The Australian Retailers Association (ARA) has warned consumers and retailers about significant health and safety issues related to the ban of plastic bags in South Australia from Monday.
ARA executive director Richard Evans said South Australia's ban of single-use plastic bags would introduce a plethora of hygiene concerns, as well as safety issues for staff at checkouts and registers across the state.
"Rather than working with other governments to tackle the issue of litter management on a national scale, the South Australian Government has favoured populist politics and heavy-handed legislation that has already caused health and safety concern and does nothing to solve this complex environmental issue," Evans said.

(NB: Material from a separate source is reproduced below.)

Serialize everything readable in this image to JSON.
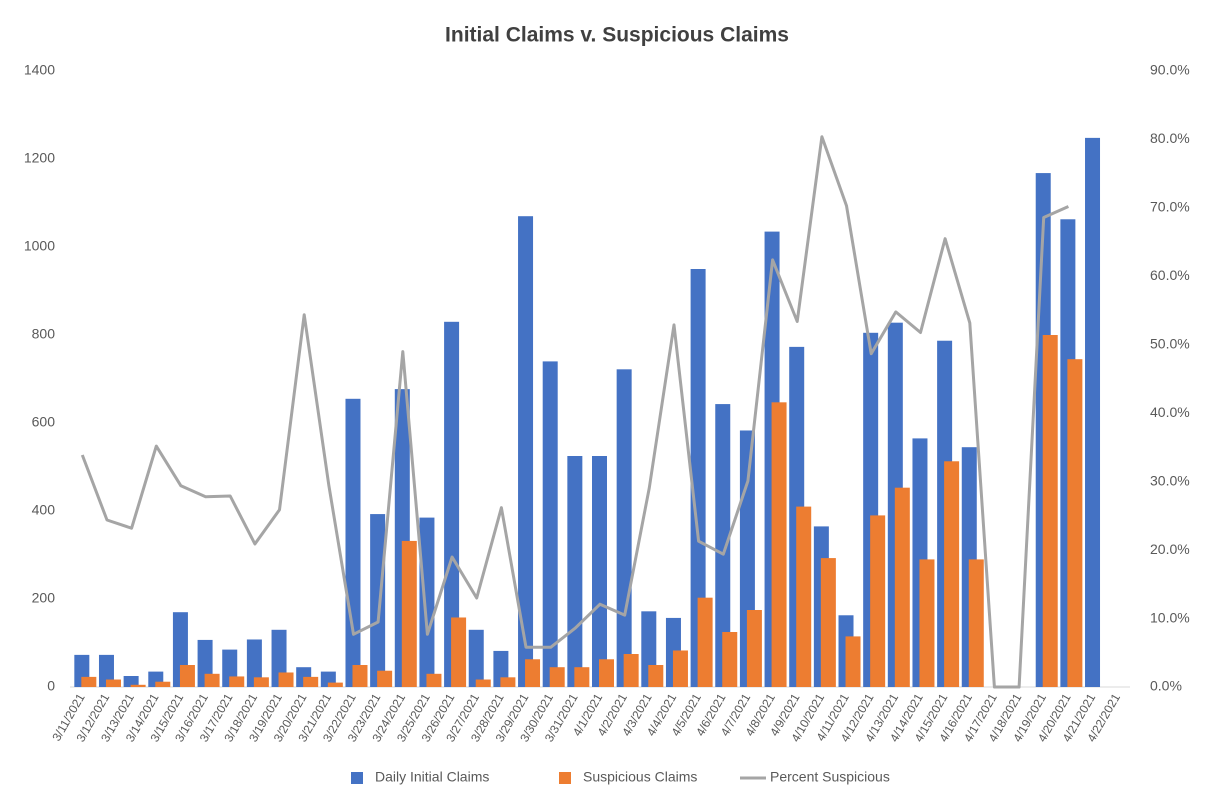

"From Monday, South Australian consumers will be forced to bring their own bags to carry grocery items from supermarkets and other retail outlets, increasing the risk of infection from cross-contamination.
“Bags that may have been used to carry raw chicken one day, may very well be the same bag carrying fresh fruit the next day. This is potentially major health concern and the SA Government must take on the responsibility of educating consumers about how to avoid possible risks of infection.
With South Australians no longer having access to the convenience of plastic bags, there have already been reports of frustration and abuse at the checkouts and registers, highlighting OH&S concerns for retail staff who are often young and inexperienced in handling consumer rage.
"The reality is that legislation banning or placing a levy on plastic bags is a knee-jerk reaction to a complex problem, with little environmental benefit and many potential health, safety and compliance issues. In the end, consumers will pay for any increase in compliance costs as a result of the ban on plastic bags.
There are over 4.5 billion bags used by consumers each year in Australia, 75 per cent of which are reused. Plastic makes up only five per cent of landfill and 50 per cent of that is packaging so we need to place this debate into context.
“A state-wide ban on plastic bags is irresponsible, ideological and populist politics at its worst,” Evans said.